A red team assessment follows the full attack lifecycle carried out by sophisticated persistent attackers. FortyNorth Security is provided with little to no information at the beginning of the assessment, as a red team assessment is designed to emulate a real-world attack. A red team assessment is an objective driven test, where the goals are mutually agreed upon between FortyNorth Security and your organization prior to beginning the assessment.
A red team assessments begins with the establishment of external command and control (C2) servers. These servers will be how FortyNorth issues commands to compromised systems within your organization. The external C2 infrastructure will use specific network communication protocols that attempt to evade detection by blue-team staff.
We review external systems for any immediate method of compromise, however due to the prevalence of modern day attackers’ compromising companies via social engineering, FortyNorth will likely also perform a social engineering attack. We may perform e-mail or phone based social engineering to obtain an initial foothold within your organization.
After obtaining initial access, FortyNorth will look for means to escalate privileges and laterally propagate within your internal network. One of our goals will likely be to obtain domain administrative rights within your internal network.

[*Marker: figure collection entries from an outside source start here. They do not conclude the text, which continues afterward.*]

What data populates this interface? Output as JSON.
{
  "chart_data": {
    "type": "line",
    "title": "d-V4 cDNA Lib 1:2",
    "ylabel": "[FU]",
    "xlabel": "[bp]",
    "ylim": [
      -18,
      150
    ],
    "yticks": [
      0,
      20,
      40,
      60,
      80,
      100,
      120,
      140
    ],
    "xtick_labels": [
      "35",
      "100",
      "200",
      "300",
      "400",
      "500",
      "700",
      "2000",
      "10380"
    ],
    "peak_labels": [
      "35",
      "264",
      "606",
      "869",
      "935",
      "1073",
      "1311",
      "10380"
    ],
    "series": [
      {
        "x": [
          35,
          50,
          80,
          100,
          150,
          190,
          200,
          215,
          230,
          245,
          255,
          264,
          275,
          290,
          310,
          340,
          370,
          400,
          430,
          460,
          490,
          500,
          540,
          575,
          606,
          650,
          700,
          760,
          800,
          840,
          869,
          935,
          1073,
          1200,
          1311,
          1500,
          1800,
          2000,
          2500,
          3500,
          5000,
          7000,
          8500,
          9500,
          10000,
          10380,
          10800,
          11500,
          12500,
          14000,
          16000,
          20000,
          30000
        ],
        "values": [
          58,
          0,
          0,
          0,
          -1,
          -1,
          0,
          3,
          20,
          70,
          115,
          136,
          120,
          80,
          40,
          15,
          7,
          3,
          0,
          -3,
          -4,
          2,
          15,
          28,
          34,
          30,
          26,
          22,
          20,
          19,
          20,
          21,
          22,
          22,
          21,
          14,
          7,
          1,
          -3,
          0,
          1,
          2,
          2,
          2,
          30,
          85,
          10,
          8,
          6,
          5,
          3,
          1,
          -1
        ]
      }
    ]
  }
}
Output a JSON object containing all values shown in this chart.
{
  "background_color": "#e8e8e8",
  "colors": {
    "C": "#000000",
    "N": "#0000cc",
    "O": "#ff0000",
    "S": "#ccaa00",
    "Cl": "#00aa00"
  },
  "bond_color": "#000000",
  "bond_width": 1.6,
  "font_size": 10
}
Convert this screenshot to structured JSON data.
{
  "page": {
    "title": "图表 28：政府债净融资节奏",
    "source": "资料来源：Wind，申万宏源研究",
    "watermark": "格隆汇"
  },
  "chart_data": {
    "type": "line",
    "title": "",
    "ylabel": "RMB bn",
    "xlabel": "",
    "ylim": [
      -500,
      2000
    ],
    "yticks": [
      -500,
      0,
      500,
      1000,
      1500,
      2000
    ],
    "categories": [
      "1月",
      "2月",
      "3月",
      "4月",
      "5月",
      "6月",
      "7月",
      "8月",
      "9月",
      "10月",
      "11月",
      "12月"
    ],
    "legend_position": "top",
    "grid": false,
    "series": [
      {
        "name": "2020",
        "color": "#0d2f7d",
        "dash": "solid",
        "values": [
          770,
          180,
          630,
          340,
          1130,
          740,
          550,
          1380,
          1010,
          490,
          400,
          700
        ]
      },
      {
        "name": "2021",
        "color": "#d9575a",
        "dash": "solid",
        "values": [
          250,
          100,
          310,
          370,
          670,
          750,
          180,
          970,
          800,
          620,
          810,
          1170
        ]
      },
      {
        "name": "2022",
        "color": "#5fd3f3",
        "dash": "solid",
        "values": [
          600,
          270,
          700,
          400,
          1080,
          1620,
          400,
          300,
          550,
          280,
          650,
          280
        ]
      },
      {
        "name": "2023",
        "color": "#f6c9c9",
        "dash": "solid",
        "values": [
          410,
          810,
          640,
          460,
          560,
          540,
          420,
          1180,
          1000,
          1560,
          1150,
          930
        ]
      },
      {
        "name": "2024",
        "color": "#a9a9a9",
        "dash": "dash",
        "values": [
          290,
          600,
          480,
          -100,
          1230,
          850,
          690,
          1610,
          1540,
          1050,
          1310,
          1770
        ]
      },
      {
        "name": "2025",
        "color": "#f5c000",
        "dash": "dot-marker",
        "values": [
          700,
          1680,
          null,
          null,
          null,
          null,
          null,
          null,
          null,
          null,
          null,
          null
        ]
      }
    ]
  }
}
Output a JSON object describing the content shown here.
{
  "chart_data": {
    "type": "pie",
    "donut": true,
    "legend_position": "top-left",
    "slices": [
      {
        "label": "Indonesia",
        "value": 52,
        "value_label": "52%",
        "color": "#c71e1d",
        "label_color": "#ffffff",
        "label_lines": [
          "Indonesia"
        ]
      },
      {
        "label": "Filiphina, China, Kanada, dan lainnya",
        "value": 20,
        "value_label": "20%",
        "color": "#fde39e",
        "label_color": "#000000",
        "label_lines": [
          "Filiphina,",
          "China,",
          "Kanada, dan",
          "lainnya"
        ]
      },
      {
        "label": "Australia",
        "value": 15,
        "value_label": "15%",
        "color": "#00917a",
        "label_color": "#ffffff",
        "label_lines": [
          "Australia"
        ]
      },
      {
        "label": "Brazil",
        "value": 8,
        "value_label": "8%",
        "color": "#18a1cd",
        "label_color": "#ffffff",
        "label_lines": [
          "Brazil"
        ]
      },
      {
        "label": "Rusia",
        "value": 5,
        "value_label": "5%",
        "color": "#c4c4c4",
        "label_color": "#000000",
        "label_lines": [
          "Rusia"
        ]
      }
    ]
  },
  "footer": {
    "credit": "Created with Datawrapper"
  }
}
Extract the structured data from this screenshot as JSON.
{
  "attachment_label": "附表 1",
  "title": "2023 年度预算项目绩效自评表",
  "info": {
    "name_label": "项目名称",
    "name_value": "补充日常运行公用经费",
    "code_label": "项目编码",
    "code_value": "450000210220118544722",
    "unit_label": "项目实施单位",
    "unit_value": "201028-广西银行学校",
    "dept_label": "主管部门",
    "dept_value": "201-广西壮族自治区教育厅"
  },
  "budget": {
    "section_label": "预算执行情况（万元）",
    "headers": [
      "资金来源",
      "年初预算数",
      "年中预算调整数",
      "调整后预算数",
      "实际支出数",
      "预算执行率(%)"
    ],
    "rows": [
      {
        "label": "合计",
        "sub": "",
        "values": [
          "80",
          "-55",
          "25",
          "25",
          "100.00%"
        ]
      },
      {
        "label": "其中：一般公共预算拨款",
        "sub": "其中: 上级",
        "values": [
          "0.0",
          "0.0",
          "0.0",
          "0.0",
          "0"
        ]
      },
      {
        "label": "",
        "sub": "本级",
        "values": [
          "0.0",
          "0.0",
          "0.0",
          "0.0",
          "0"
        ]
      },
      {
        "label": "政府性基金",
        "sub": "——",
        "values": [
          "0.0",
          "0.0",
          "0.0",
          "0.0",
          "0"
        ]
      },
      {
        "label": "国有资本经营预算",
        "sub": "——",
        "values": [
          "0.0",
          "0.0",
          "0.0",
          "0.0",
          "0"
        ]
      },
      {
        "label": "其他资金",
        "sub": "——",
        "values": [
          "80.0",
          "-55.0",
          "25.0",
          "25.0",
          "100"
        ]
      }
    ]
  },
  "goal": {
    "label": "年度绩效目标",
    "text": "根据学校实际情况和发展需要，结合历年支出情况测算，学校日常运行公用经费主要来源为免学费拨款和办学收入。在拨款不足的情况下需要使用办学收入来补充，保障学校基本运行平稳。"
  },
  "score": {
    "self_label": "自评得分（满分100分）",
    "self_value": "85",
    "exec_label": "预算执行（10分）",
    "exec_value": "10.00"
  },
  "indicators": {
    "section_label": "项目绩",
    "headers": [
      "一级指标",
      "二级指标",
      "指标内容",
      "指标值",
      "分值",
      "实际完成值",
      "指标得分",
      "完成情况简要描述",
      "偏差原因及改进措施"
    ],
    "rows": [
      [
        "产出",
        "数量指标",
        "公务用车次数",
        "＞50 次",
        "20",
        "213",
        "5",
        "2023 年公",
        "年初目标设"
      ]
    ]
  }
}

FortyNorth will leverage the domain administrator rights, if needed, to complete the pre-determined objective(s) for the assessment. All activities described will be performed will attempting to minimize detection by blue-team staff. We use open-source, commercially purchased, and custom developed tools or scripts to assist in performing the red team assessment.
A red team assessment is the perfect service offering for organizations who have a mature security program and seek to test their defenses and incident response procedures against a determined adversary, without the risk of an actual breach. Red team assessments emulate determined attackers using a variety of mechanisms to breach your organization and access your sensitive data.